A2: Sobald der Hauptlieferant Engpässe bei der Kapazität, logistische Behinderungen oder Preisanpassungen erfährt, können die Produktionslinien wegen Materialmangels zum Stillstand kommen. Gleichzeitig kann, wenn kein Vergleichsmaßstab für die Leistung eingehender Materialien vorhanden ist, eine versteckte Qualitätsfluktuation zu Stapelrissen und Faltenbildung führen.
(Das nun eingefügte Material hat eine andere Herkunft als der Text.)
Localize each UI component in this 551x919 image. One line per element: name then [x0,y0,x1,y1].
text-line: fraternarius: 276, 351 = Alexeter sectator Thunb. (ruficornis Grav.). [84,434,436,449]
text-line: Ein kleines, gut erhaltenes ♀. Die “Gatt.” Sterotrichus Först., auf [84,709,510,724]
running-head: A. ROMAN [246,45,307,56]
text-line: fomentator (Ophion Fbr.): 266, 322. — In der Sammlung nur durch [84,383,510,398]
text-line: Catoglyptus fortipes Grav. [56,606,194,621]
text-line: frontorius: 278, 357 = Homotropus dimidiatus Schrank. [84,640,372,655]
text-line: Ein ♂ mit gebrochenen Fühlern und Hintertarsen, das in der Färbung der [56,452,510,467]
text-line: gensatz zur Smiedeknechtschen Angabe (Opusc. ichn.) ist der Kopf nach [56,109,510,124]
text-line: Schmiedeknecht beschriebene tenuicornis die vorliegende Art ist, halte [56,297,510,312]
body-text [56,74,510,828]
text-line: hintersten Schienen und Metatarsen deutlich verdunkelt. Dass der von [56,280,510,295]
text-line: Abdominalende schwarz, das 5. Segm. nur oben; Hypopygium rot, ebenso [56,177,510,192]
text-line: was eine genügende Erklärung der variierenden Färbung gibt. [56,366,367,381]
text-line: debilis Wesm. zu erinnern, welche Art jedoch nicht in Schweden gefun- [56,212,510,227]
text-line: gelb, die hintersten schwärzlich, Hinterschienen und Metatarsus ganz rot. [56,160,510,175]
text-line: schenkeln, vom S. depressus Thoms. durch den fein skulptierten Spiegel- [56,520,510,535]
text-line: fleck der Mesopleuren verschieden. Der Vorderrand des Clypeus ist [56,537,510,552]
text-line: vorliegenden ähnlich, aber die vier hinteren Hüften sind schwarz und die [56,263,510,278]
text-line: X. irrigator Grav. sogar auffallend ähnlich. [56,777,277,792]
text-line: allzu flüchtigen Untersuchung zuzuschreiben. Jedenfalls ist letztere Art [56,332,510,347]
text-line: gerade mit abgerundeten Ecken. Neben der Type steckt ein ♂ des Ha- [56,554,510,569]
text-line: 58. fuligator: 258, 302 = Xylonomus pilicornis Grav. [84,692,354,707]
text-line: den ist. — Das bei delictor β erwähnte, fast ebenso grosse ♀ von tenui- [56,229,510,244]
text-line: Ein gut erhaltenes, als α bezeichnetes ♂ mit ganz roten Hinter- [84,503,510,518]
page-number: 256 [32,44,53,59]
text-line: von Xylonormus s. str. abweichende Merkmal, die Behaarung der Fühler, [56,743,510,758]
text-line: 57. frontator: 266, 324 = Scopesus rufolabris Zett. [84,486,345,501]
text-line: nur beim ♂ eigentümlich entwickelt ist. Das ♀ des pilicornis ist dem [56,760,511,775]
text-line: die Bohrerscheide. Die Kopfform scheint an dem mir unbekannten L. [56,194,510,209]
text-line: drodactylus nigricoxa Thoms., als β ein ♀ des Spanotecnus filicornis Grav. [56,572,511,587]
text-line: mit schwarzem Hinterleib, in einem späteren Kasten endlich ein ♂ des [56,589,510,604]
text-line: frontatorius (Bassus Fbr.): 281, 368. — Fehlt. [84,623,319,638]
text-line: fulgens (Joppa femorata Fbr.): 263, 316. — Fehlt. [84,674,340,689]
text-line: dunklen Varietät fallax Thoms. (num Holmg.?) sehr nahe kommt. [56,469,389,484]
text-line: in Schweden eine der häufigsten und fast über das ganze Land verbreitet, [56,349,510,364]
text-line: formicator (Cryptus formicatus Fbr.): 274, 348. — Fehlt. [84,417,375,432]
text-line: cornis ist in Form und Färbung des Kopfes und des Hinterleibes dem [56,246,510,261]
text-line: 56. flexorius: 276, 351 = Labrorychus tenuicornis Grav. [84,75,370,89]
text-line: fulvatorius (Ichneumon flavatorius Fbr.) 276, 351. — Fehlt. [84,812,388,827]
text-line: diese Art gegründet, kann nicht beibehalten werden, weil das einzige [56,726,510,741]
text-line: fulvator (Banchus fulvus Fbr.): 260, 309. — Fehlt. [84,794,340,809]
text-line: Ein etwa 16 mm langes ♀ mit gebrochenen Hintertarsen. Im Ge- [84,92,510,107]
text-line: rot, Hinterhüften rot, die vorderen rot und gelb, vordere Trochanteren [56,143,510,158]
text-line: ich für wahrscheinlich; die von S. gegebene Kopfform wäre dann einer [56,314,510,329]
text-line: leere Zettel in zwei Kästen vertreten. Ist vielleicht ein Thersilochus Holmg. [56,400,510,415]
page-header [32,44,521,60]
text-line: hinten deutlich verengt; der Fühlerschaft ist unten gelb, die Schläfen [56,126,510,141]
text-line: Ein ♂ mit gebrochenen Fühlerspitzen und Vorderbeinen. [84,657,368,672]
Die Mehrquellenversorgung bedeutet nicht einfach nur den Einkauf bei mehr Lieferanten, sondern die Durchführung von qualifizierenden Probestanzungen für alternative Materialien im Voraus.
A3: Der manuelle Zuschnitt hängt von der Erfahrung des Ingenieurs ab und hinterlässt oft große Lücken. Automatische Zuschnittsoftware berechnet in kurzer Zeit mehrere Layout-Schemata, berücksichtigt Teileform, Stanzrichtung, Stegbreitenbeschränkung, Coil-Breitenbeschränkung und liefert das Schema mit maximaler Materialausbeute. Sie kann auch die Größe von Restschrott für die sekundäre Kleinserienproduktion anpassen und so eine umfassende Schrottreduzierung realisieren.
A4: Wichtige Inspektionspunkte sind Dickentoleranz, Oberflächenqualität, Zugfestigkeit, Streckgrenze und Dehnung. Für wichtige Teile der neuen Energietechnik und des Automobilbaus müssen für neue Coil-Chargen Chargen-Probestanztests durchgeführt werden, anstatt sich nur auf das Materialzertifikat des Lieferanten zu verlassen. Nicht konforme Coils sollten rechtzeitig isoliert werden, um zu vermeiden, dass sie in die Massenproduktion gelangen und eine große Menge defekter Stanzkomponenten verursachen.
A5: Die Materialoptimierung wird sich von der isolierten Werkstattarbeit hin zu einem kollaborativen Lieferkettenmanagement verlagern. Zuschnittsystemdaten werden mit ERP und MES verbunden und berechnen automatisch den Rohmaterialbedarf gemäß dem Produktionsauftrag. Mehr Unternehmen werden die Vorqualifizierung alternativer Materialien durchführen, ein flexibles Mehrquellen-Lieferungssystem aufbauen und die digitale Rückverfolgbarkeit von der Anlieferung der Stahlcoils bis zur Auslieferung der Fertigteile stärken.